In contrast, a patient reported by Khan et al. [12] had low serum phosphate, normal vitamin D and PTH levels at birth and radiographic findings of rickets/hyperparathyroidism. Initially, after parents declined vitamin D supplementation, ALP and PTH levels rose significantly. At 4 months of age, parents agreed to vitamin D supplementation and, within a month, serum phosphate, PTH and ALP levels normalized. This indicates that bone disease can precede the elevations in biochemical markers and highlights the importance of regular biochemical monitoring, even if initial PTH levels are normal. We recommend checking for biochemical and radiographic features of secondary hyperparathyroidism at diagnosis of ML II by checking levels of PTH, Ca, P, ALP, Vitamin D and by performing skeletal survey. We suggest monitoring of biochemical markers at least 6–12 monthly during infancy; however, such monitoring intervals are arbitrary and would depend on the initial levels. Similarly, the frequency of radiological monitoring would depend on initial clinical and radiographic findings, e.g., sooner re-imaging for those with bone fractures. Rapid normalization of biochemical markers post commencement of vitamin D supplementation may indicate that this supplement has a role in the treatment of secondary hyperparathyroidism in some patients with ML II. Currently, in our centre, we recommend high dose Vitamin D supplements in those with biochemical features of secondary hyperparathyroidism and/or bone fractures and low/suboptimal Vitamin D levels. Minimal handling, including a lie flat car seat, lying supported on the side and avoidance of walkers and bouncers would be recommended for children with bone fractures.

Antiresorptive therapy has also been suggested as a therapeutic option, but this is usually reserved for individuals with a high fracture risk and this treatment is controversial in ML II, given the multisystem involvement and overall poor prognosis [29].

Unger et al. [27] summarized that most children with a neonatal presentation of ML II and perinatal bone disease have a shortened life expectancy, i.e., most die before the age of 2 years. In our cohort with secondary hyperparathyroidism, all patients had perinatal bone disease confirmed by skeletal survey and two died before the age of 2 years.

Given the rarity of ML II, extensive sequential assessment of five patients with secondary hyperparathyroidism from a clinical, radiological and biochemical perspective provides important information regarding natural history of the condition. Our paper also provides recommendations on diagnostics and management of secondary hyperparathyroidism in this cohort; we believe that these would help to improve diagnostic accuracy and to optimize management of these patients. In addition, our paper contains interesting figures depicting clinical and radiological course of the disease and provides an up-to-date incidence of ML II in Republic of Ireland.

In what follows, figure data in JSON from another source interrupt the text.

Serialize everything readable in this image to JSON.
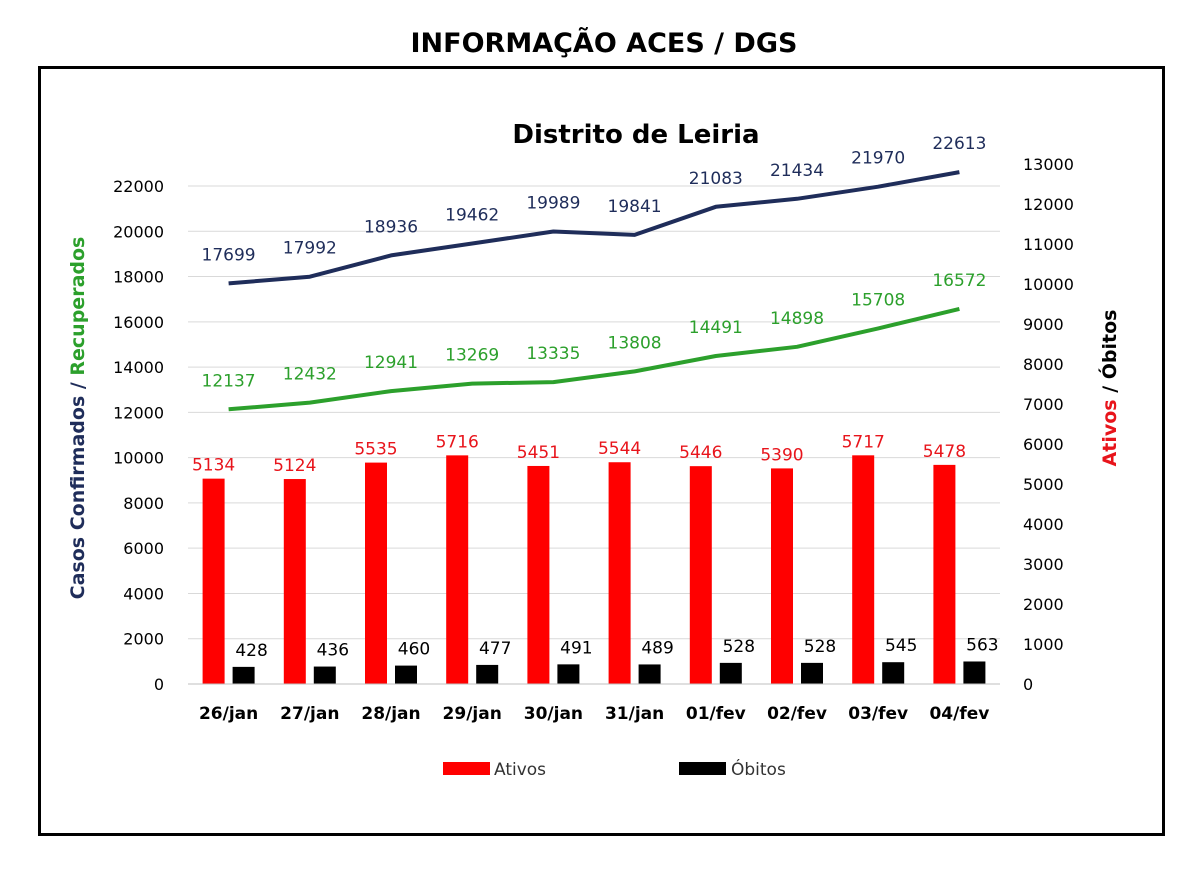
{
  "header": {
    "title": "INFORMAÇÃO ACES / DGS"
  },
  "chart_data": {
    "type": "bar",
    "title": "Distrito de Leiria",
    "categories": [
      "26/jan",
      "27/jan",
      "28/jan",
      "29/jan",
      "30/jan",
      "31/jan",
      "01/fev",
      "02/fev",
      "03/fev",
      "04/fev"
    ],
    "left_axis": {
      "label_part1": "Casos Confirmados / ",
      "label_part2": "Recuperados",
      "ylim": [
        0,
        22000
      ],
      "ticks": [
        0,
        2000,
        4000,
        6000,
        8000,
        10000,
        12000,
        14000,
        16000,
        18000,
        20000,
        22000
      ]
    },
    "right_axis": {
      "label_part1": "Ativos",
      "label_part2": " / Óbitos",
      "ylim": [
        0,
        13000
      ],
      "ticks": [
        0,
        1000,
        2000,
        3000,
        4000,
        5000,
        6000,
        7000,
        8000,
        9000,
        10000,
        11000,
        12000,
        13000
      ]
    },
    "series": [
      {
        "name": "Casos Confirmados",
        "type": "line",
        "axis": "left",
        "color": "#1f2d5a",
        "values": [
          17699,
          17992,
          18936,
          19462,
          19989,
          19841,
          21083,
          21434,
          21970,
          22613
        ]
      },
      {
        "name": "Recuperados",
        "type": "line",
        "axis": "left",
        "color": "#2ca02c",
        "values": [
          12137,
          12432,
          12941,
          13269,
          13335,
          13808,
          14491,
          14898,
          15708,
          16572
        ]
      },
      {
        "name": "Ativos",
        "type": "bar",
        "axis": "right",
        "color": "#ff0000",
        "values": [
          5134,
          5124,
          5535,
          5716,
          5451,
          5544,
          5446,
          5390,
          5717,
          5478
        ]
      },
      {
        "name": "Óbitos",
        "type": "bar",
        "axis": "right",
        "color": "#000000",
        "values": [
          428,
          436,
          460,
          477,
          491,
          489,
          528,
          528,
          545,
          563
        ]
      }
    ],
    "legend": {
      "position": "bottom",
      "items": [
        {
          "label": "Ativos",
          "color": "#ff0000"
        },
        {
          "label": "Óbitos",
          "color": "#000000"
        }
      ]
    },
    "grid": true
  }
}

While we identified five members of the cohort as having secondary HPT, not all infants were systematically investigated for the same; therefore, it is likely that there is under-ascertainment.

5. Conclusions

Children with ML II may have varying degrees of radiological and biochemical features of hyperparathyroidism at presentation. It is important to recognize this association, as this may improve diagnostic accuracy and management. It is also important for appropriate family counseling and natural history data. In this cohort, resolution of abnormal biochemical findings was observed in all cases, irrespective of management. Further studies are needed to establish the etiology and pathophysiology of the bony changes observed in ML II and the potential benefit of Vitamin D supplementation in this cohort.